Angesichts der bisher 186 Festaufträge für die A350 XWB dringt Airbus auf die Aufstellung der Auslieferungspläne. Alle Kunden, die das Vorgängerkonzept A350 bestellt hätten, sollten sich entscheiden, ob sie ihre Aufträge auf die XWB-Version übertragen, sagte Leahy. Das betrifft mit 16 Maschinen zum Beispiel den US-Flugzeugvermieter ILFC, der gerade 50 Exemplare von Boeings A350-Konkurrenten 787 gekauft hat.

Am Donnerstag bestellte unter anderem die kolumbianische Avianca 19 und die indonesische Mandala Airlines 25 Maschinen bei Airbus. Der türkische Frachtflieger MNG Airlines kaufte zwei Transportmaschinen A330-200F. Außerdem unterzeichneten mehrere Kunden Kaufabsichtserklärungen, darunter alleine Hong Kong Airlines für 51 Flugzeuge im Buchwert von 5,5 Milliarden Dollar und Singapurs Tiger Airways für 30 Airbusse.

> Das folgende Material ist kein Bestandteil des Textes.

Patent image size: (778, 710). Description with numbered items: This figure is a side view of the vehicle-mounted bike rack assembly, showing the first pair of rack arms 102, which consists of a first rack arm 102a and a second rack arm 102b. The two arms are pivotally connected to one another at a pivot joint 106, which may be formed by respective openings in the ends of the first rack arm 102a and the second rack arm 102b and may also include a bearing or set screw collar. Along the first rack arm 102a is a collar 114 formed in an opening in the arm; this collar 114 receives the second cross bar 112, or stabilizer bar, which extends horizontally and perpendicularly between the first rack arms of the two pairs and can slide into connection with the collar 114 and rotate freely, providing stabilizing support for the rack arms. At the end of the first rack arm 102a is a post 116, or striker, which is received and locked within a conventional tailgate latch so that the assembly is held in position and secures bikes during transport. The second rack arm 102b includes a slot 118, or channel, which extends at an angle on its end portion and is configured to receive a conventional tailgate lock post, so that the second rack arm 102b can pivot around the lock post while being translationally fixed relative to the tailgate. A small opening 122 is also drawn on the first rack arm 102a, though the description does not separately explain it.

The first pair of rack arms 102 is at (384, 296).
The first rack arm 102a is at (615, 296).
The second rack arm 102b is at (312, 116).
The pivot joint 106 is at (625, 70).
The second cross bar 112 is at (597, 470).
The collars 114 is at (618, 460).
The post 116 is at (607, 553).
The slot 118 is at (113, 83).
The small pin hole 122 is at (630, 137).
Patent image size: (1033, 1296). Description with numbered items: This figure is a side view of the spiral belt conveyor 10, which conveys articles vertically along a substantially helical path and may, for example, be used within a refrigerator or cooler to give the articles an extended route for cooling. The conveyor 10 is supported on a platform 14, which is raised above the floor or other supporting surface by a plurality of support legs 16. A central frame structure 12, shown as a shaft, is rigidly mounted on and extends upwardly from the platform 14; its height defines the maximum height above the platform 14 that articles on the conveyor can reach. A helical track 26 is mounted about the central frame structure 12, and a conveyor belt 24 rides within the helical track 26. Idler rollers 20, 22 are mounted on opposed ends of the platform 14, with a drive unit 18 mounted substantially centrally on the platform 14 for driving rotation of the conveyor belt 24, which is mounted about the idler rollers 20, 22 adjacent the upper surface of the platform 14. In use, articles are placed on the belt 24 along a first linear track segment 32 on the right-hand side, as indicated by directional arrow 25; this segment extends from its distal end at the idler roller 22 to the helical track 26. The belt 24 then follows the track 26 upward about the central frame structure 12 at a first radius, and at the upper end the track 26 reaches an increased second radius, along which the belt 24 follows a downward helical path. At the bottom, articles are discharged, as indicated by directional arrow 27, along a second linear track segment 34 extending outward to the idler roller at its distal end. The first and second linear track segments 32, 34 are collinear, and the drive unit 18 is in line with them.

Boeing hatte an den ersten Messetagen Aufträge für 125 Maschinen hereingeholt. Allerdings hatte der US-Konzern zuvor seit Jahresbeginn bereits 429 Flugzeuge verkauft, mehr als doppelt so viel wie Airbus.

Der Triebwerkshersteller MTU Aero Engines sammelte auf der Luftfahrtmesse Aufträge im Wert von 400 Millionen Euro. Davon entfallen alleine 270 Millionen Euro auf V2500-Triebwerke, die in den Airbus A320 eingesetzt werden. Dazu kamen Aufträge von Emirates und Air France für A380-Triebwerke GP7000, die 90 Millionen Euro Umsatz bringen sollen. MTU rechnet angesichts des Booms der Luftfahrtbranche auch in den kommenden Jahren mit Zuwächsen von je acht Prozent. Im laufenden Jahr erwartet MTU 2,6 Milliarden Euro Umsatz und einen bereinigten Überschuss bei 140 Millionen Euro.